Critical Disability Studies Thematic Group
Aims and Objectives (updated Feb 2021)
Year Established: 2008
This group is comprised of scholars whose work and research in Critical disability Studies include: disability, race, and ethnicity; disability and poverty; education, schooling, and pedagogy; disability and children; law and human rights, free speech and hate speech; policy; violence and marginality, ableism, ability and use of technology, and social inclusion. Members include those with lived experience of disability, madness, and neurodiversity as well as allies, who are activists, advocates, bureaucrats, educators, carers, and parents.
The CDS thematic group facilitates and supports research and collaboration into the social life of ability and disability, however that is defined, and the broad and various intersectionalities within these fields.

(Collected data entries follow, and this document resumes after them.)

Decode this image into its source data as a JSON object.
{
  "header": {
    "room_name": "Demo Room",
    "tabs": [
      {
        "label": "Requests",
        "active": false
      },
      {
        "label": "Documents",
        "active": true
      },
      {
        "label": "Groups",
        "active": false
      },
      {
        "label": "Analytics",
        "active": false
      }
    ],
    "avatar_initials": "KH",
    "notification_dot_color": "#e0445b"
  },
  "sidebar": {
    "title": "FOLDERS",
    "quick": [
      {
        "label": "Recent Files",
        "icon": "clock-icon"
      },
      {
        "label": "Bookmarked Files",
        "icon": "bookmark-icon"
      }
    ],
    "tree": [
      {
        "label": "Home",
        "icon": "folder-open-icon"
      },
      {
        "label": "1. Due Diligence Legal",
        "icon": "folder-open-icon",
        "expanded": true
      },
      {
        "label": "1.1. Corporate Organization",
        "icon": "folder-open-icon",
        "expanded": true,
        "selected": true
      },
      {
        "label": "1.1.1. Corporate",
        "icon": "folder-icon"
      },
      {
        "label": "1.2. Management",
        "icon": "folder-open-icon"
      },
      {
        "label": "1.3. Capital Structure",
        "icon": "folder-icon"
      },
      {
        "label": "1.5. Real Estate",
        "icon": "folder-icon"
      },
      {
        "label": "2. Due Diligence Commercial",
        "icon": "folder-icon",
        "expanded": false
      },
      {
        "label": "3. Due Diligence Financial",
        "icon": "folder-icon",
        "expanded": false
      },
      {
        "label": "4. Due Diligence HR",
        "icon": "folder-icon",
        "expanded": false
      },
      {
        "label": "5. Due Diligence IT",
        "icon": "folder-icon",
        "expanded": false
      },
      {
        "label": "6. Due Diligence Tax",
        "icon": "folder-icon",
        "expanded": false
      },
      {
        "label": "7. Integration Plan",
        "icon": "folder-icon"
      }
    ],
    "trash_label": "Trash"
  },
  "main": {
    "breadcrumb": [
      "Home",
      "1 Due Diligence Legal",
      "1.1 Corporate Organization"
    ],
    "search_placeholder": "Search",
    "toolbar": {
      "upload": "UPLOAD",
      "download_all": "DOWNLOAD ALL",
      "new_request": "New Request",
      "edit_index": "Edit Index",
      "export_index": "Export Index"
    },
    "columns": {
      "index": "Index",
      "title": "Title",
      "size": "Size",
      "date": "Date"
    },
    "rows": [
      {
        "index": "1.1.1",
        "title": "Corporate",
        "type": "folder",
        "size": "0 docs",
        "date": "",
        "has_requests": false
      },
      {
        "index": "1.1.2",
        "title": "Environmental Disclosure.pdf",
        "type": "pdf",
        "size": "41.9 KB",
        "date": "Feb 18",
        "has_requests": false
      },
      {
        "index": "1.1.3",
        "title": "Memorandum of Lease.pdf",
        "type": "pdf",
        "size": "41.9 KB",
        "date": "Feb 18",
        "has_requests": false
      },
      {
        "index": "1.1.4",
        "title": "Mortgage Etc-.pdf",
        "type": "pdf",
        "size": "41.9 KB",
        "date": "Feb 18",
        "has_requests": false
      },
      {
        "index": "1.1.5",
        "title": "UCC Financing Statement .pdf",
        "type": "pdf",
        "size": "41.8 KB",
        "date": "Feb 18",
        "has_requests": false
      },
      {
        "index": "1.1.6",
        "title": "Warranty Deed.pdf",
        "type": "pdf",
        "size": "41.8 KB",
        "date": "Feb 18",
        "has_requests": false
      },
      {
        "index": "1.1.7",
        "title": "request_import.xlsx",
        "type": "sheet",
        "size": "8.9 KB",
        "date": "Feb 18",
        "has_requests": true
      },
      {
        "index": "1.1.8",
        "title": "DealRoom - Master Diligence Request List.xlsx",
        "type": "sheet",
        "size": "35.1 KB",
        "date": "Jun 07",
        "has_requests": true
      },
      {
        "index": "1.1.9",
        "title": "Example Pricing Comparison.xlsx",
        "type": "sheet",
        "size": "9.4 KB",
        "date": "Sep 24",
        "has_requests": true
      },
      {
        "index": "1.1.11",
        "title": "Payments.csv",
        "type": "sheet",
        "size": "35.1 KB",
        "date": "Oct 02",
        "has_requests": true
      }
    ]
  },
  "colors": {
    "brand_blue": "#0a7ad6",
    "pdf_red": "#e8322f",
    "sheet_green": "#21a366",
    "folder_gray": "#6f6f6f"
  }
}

It also aims to promote social awareness, foster collaborative endeavours, and disseminate knowledge around issues pertaining to dis/ability and dis/ableism.
Aligning with our critical disability studies politics and praxis, we are:
- respectful of the foundations of disability studies, and in particular the social model of disability;
- attuned to the local and global, regional and urban, national and international contexts and their differential impacts on disabled people;
- attentive to the relational qualities of disability, and while ‘critical disability studies might start with disability it never ends with it, remaining ever vigilant of political, ontological and theoretical complexity’ (Goodley 2019: 191);
- mindful that analyses of disability should not preclude considerations of other forms of injustice, including racism, sexism, heterosexism, and other vectors of power;
- adherents of relationality and criticality (including within critical disability studies itself);
- Interested in imagining disability as the site of human un/becoming.
Additionally, the CDS group is committed to collegial and cohesive forums that encourage debate and reflection, supporting emerging and post-graduate students, and providing avenues for researchers to collaborate and share their research in supportive inclusive environments.
Note: our account of critical disability studies draws from Goodley (2017) and Shildrick (2012).
Goodley, D 2017,
Disability Studies: An Interdisciplinary Introduction, 2nd edn, SAGE, London.
Shildrick, M 2012, ‘Critical Disability Studies: Rethinking the Conventions for the Age of Postmodernity’, in Routledge Handbook of Disability Studies, edited by N Watson, Routledge, London and New York, pp. 30-41.